Depuis 2023, les mercenaires russes du groupe Wagner fabriquent et vendent de l’alcool frelaté en sachets dans toute la République centrafricaine, tout en intensifiant leur offensive pour éliminer toute concurrence en faisant pression sur le gouvernement pour interdire l’importation des produits similaires venant du Cameroun et du Nigeria.
En effet, le marché des petits sachets d’alcool frelaté représente un secteur économique important dans un pays où la majorité de la population vit dans la pauvreté absolue. Ces sachets vendus entre 75 et 150 francs CFA constituent pour beaucoup de jeunes la seule forme d’alcool accessible. Wagner l’a bien compris et a décidé de s’emparer de ce marché juteux.
Alors que l’arrêté interdisant l’importation d’alcools frelatés existait déjà depuis des années. Wagner ne fait que jouer sur cette loi pour éliminer ses concurrents. Car avec Wagner, la loi fonctionne à sens unique : elle s’applique aux autres, jamais à eux. Les mercenaires russes font ce qu’ils veulent, quand ils veulent, et personne ne les inquiète.

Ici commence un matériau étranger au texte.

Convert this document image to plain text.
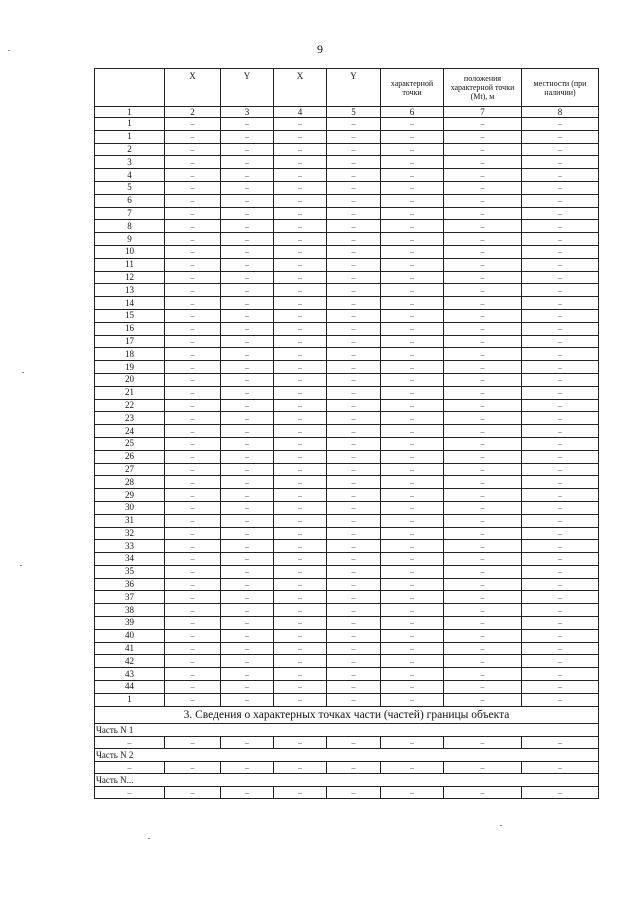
9
	X	Y	X	Y	характерной точки	положения характерной точки (Mt), м	местности (при наличии)
1	2	3	4	5	6	7	8
1	–	–	–	–	–	–	–
1	–	–	–	–	–	–	–
2	–	–	–	–	–	–	–
3	–	–	–	–	–	–	–
4	–	–	–	–	–	–	–
5	–	–	–	–	–	–	–
6	–	–	–	–	–	–	–
7	–	–	–	–	–	–	–
8	–	–	–	–	–	–	–
9	–	–	–	–	–	–	–
10	–	–	–	–	–	–	–
11	–	–	–	–	–	–	–
12	–	–	–	–	–	–	–
13	–	–	–	–	–	–	–
14	–	–	–	–	–	–	–
15	–	–	–	–	–	–	–
16	–	–	–	–	–	–	–
17	–	–	–	–	–	–	–
18	–	–	–	–	–	–	–
19	–	–	–	–	–	–	–
20	–	–	–	–	–	–	–
21	–	–	–	–	–	–	–
22	–	–	–	–	–	–	–
23	–	–	–	–	–	–	–
24	–	–	–	–	–	–	–
25	–	–	–	–	–	–	–
26	–	–	–	–	–	–	–
27	–	–	–	–	–	–	–
28	–	–	–	–	–	–	–
29	–	–	–	–	–	–	–
30	–	–	–	–	–	–	–
31	–	–	–	–	–	–	–
32	–	–	–	–	–	–	–
33	–	–	–	–	–	–	–
34	–	–	–	–	–	–	–
35	–	–	–	–	–	–	–
36	–	–	–	–	–	–	–
37	–	–	–	–	–	–	–
38	–	–	–	–	–	–	–
39	–	–	–	–	–	–	–
40	–	–	–	–	–	–	–
41	–	–	–	–	–	–	–
42	–	–	–	–	–	–	–
43	–	–	–	–	–	–	–
44	–	–	–	–	–	–	–
1	–	–	–	–	–	–	–
3. Сведения о характерных точках части (частей) границы объекта							
Часть N 1							
–	–	–	–	–	–	–	–
Часть N 2							
–	–	–	–	–	–	–	–
Часть N...							
–	–	–	–	–	–	–	–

Les forces de l’ordre centrafricaines traquent donc les sachets importés du Cameroun et du Nigeria. Elles organisent des saisies spectaculaires, exposent leur butin sur les réseaux sociaux, puis mettent en scène des cérémonies de destruction publique. Quelques sachets brûlent devant les caméras, le reste est probablement revendu discrètement dans les quartiers.
Pendant ce temps, les camions de Wagner circulent librement dans tout Bangui et en province pour livrer leurs propres sachets d’alcool frelaté. Au marché Gobongo, au PK-12, au marché Kassaï, dans tous les quartiers, les produits russes sont disponibles sans problème. Personne ne les saisit, personne ne les brûle, personne ne les interdit.

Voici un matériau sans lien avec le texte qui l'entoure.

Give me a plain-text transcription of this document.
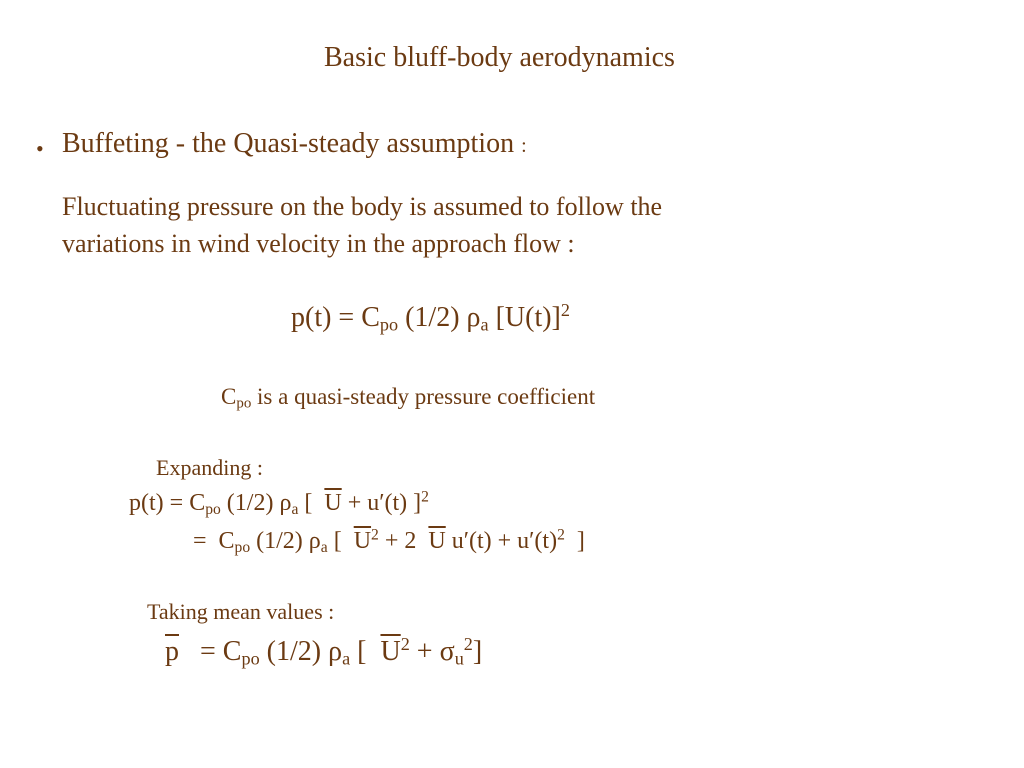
Basic bluff-body aerodynamics
• Buffeting - the Quasi-steady assumption :
Fluctuating pressure on the body is assumed to follow the
variations in wind velocity in the approach flow :
$p(t) = C_{po}$ (1/2) $\rho_a$ $[U(t)]^2$
$C_{po}$ is a quasi-steady pressure coefficient
Expanding :
$p(t) = C_{po}$ (1/2) $\rho_a$ [  $\overline{U} + u'(t)$ ]$^2$
=  $C_{po}$ (1/2) $\rho_a$ [  $\overline{U}^2 + 2$  $\overline{U}$ $u'(t) + u'(t)^2$  ]
Taking mean values :
$\overline{p} = C_{po}$ (1/2) $\rho_a$ [  $\overline{U}^2 + \sigma_u^2$]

Cette double mesure expose la vraie nature de l’interdiction : protéger le monopole commercial de Wagner, pas la santé publique. Si les autorités se préoccupaient réellement des dangers de l’alcool frelaté, elles interdiraient tous les produits, pas seulement ceux qui ne profitent pas aux Russes du groupe Wagner.

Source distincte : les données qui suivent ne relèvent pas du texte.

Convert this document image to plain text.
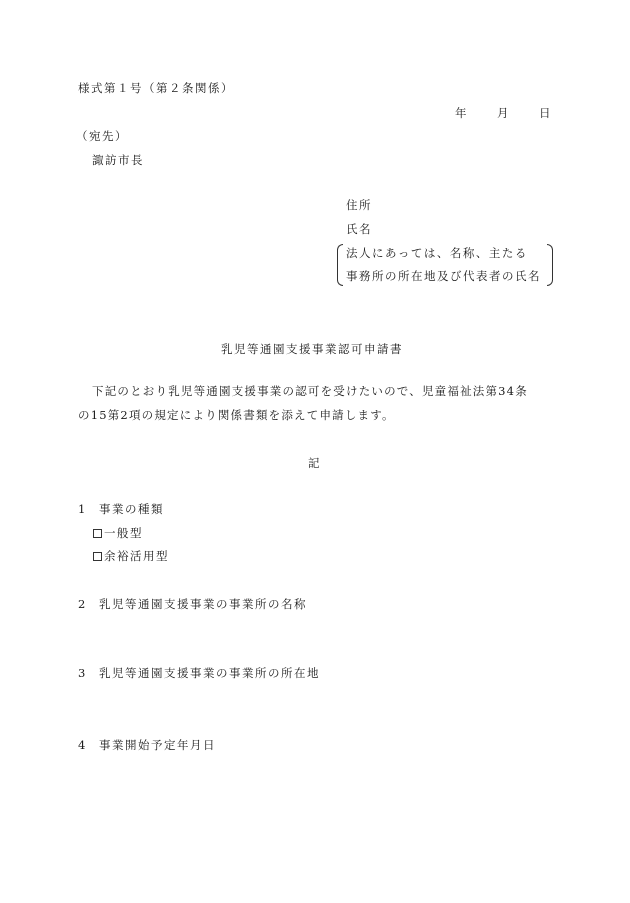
様式第１号（第２条関係）
年	月	日
（宛先）
諏訪市長
住所
氏名
法人にあっては、名称、主たる
事務所の所在地及び代表者の氏名
乳児等通園支援事業認可申請書
下記のとおり乳児等通園支援事業の認可を受けたいので、児童福祉法第34条
の15第2項の規定により関係書類を添えて申請します。
記
1 事業の種類
一般型
余裕活用型
2 乳児等通園支援事業の事業所の名称
3 乳児等通園支援事業の事業所の所在地
4 事業開始予定年月日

Les consommateurs interrogés par la rédaction du CNC confirment que l’alcool produit par Wagner provoque des effets inquiétants. Violents maux de tête, sensation de paralysie dans les jambes, malaises divers – les témoignages convergent sur la dangerosité de ces produits russes. La teneur en alcool semble beaucoup plus élevée que dans les sachets importés traditionnellement.
Cette stratégie de Wagner pour empoisonner massivement la jeunesse centrafricaine pousse les centrafricains à se poser des questions. Pourquoi produire un alcool aussi fort et dangereux ? Pourquoi cibler spécifiquement les jeunes pauvres qui constituent la majorité des consommateurs de ces sachets ?
Une hypothèse réelle émerge : maintenir une jeunesse abrutie par l’alcool fort facilite le contrôle social. Des jeunes constamment sous l’effet d’alcools violents deviennent plus faciles à manipuler, moins capables de réfléchir, moins susceptibles de s’organiser ou de résister.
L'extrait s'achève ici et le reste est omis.